The following creates a factorial function and tries to git and execute it (I know the generated func is correct because I was able to static compile and execute it).
But I get segmentation fault upon execution of the function (in EE->runFunction(TheF, Args))
#include "llvm/Module.h"
#include "llvm/Function.h"
#include "llvm/PassManager.h"
#include "llvm/CallingConv.h"
#include "llvm/Analysis/Verifier.h"
#include "llvm/Assembly/PrintModulePass.h"
#include "llvm/Support/IRBuilder.h"
#include "llvm/Support/raw_ostream.h"
#include "llvm/ExecutionEngine/JIT.h"
#include "llvm/ExecutionEngine/GenericValue.h"
using namespace llvm;
Module* makeLLVMModule() {
// Module Construction
LLVMContext& ctx = getGlobalContext();
Module* mod = new Module("test", ctx);
Constant* c = mod->getOrInsertFunction("fact64",
/*ret type*/ IntegerType::get(ctx,64),
IntegerType::get(ctx,64),
/*varargs terminated with null*/ NULL);
Function* fact64 = cast<Function>(c);
fact64->setCallingConv(CallingConv::C);
/* Arg names */
Function::arg_iterator args = fact64->arg_begin();
Value* x = args++;
x->setName("x");
/* Body */
BasicBlock* block = BasicBlock::Create(ctx, "entry", fact64);
BasicBlock* xLessThan2Block= BasicBlock::Create(ctx, "xlst2_block", fact64);
BasicBlock* elseBlock = BasicBlock::Create(ctx, "else_block", fact64);
IRBuilder<> builder(block);
Value *One = ConstantInt::get(Type::getInt64Ty(ctx), 1);
Value *Two = ConstantInt::get(Type::getInt64Ty(ctx), 2);
Value* xLessThan2 = builder.CreateICmpULT(x, Two, "tmp");
//builder.CreateCondBr(xLessThan2, xLessThan2Block, cond_false_2);
builder.CreateCondBr(xLessThan2, xLessThan2Block, elseBlock);
/* Recursion */
builder.SetInsertPoint(elseBlock);
Value* xMinus1 = builder.CreateSub(x, One, "tmp");
std::vector<Value*> args1;
args1.push_back(xMinus1);
Value* recur_1 = builder.CreateCall(fact64, args1.begin(), args1.end(), "tmp");
Value* retVal = builder.CreateBinOp(Instruction::Mul, x, recur_1, "tmp");
builder.CreateRet(retVal);
/* x<2 */
builder.SetInsertPoint(xLessThan2Block);
builder.CreateRet(One);
return mod;
}
int main(int argc, char**argv) {
long long x;
if(argc > 1)
x = atol(argv[1]);
else
x = 4;
Module* Mod = makeLLVMModule();
verifyModule(*Mod, PrintMessageAction);
PassManager PM;
PM.add(createPrintModulePass(&outs()));
PM.run(*Mod);
// Now we going to create JIT
ExecutionEngine *EE = EngineBuilder(Mod).create();
// Call the function with argument x:
std::vector<GenericValue> Args(1);
Args[0].IntVal = APInt(64, x);
Function* TheF = cast<Function>(Mod->getFunction("fact64")) ;
/* The following CRASHES.. */
GenericValue GV = EE->runFunction(TheF, Args);
outs() << "Result: " << GV.IntVal << "\n";
delete Mod;
return 0;
}
Edit:
The correct way to enable JIT (see the accepted answer below):
1.#include "llvm/ExecutionEngine/Jit.h"`
2.InitializeNativeTarget();
I would bet that the ExecutionEngine pointer is null.... You are missing a call to InitializeNativeTarget, the documentation says:
InitializeNativeTarget - The main program should call this function to initialize the native target corresponding to the host.
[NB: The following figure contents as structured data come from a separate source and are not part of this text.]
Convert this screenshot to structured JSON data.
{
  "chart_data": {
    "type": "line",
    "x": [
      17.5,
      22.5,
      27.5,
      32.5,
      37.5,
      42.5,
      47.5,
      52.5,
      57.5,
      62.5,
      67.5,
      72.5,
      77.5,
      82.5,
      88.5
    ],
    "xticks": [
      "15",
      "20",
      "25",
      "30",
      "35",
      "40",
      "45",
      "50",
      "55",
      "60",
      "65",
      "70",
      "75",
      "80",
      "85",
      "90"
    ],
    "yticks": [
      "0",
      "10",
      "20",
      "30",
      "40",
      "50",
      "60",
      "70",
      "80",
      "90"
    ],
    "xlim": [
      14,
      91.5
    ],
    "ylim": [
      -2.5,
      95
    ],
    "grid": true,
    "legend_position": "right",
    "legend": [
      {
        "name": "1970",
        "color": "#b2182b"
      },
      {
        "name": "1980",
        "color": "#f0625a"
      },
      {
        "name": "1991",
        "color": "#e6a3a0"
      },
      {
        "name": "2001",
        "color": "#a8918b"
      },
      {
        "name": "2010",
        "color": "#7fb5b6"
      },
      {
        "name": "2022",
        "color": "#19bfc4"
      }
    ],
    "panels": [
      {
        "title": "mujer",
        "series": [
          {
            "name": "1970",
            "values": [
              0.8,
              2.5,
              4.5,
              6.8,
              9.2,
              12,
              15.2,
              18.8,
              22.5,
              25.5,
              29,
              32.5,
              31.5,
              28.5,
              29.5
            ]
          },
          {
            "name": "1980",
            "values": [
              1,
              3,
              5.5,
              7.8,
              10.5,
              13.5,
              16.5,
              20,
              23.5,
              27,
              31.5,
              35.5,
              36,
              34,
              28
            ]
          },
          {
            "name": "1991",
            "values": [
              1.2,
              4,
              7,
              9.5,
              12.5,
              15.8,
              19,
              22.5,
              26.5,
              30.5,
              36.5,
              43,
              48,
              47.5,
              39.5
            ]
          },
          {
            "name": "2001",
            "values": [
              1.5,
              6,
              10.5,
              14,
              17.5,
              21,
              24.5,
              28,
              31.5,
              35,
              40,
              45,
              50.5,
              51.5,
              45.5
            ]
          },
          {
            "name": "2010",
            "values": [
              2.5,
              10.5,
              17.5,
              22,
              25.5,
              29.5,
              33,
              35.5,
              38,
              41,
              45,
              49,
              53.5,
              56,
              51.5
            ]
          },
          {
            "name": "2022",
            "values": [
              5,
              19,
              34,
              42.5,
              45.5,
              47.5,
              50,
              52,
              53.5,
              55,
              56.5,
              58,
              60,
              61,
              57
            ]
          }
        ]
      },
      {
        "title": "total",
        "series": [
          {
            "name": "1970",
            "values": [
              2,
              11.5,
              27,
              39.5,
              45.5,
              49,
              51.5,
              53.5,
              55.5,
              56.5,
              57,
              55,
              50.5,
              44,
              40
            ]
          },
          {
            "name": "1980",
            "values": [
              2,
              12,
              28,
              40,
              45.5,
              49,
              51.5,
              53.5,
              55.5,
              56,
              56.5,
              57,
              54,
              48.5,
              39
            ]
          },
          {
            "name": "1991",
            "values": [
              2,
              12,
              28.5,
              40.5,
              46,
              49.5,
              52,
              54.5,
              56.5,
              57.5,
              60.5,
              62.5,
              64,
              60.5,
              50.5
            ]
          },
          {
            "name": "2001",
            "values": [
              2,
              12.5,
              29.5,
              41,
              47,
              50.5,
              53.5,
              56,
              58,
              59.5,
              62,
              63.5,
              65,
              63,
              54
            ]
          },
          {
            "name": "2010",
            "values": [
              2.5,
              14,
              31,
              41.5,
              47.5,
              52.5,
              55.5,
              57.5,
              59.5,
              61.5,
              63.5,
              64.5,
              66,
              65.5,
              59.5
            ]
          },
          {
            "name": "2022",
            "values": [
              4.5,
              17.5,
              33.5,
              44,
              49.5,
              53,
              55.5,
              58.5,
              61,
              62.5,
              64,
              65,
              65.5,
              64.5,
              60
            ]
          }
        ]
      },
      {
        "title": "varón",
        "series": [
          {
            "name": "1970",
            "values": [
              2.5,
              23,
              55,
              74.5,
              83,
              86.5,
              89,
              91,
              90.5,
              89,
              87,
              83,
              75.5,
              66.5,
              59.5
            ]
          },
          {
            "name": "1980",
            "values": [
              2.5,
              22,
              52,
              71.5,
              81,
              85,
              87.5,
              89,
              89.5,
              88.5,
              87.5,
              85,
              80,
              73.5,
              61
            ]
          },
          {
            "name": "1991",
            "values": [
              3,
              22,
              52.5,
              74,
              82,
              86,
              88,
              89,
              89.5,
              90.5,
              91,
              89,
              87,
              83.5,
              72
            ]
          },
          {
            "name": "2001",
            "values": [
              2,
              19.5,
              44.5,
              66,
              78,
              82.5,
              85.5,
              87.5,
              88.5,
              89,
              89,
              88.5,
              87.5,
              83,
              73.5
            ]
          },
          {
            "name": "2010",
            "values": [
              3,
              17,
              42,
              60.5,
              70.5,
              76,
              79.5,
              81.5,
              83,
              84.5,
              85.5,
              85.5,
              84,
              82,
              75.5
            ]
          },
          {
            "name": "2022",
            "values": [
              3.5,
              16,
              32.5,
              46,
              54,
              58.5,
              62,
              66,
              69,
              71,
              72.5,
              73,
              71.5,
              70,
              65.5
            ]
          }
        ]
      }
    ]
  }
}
This is useful for JIT applications to ensure that the target gets linked in correctly.
Since there is no JIT compiler available without calling InitializeNativeTarget, ModuleBuilder selects the interpreter (if available). Probably not what you wanted. You may want to look at my previous post on this subject.
#include "llvm/ExecutionEngine/Interpreter.h"
Including that header (llvm/ExecutionEngine/Interpreter.h) forces a static initialisation of the JIT. Not the best design decision, but at least it works.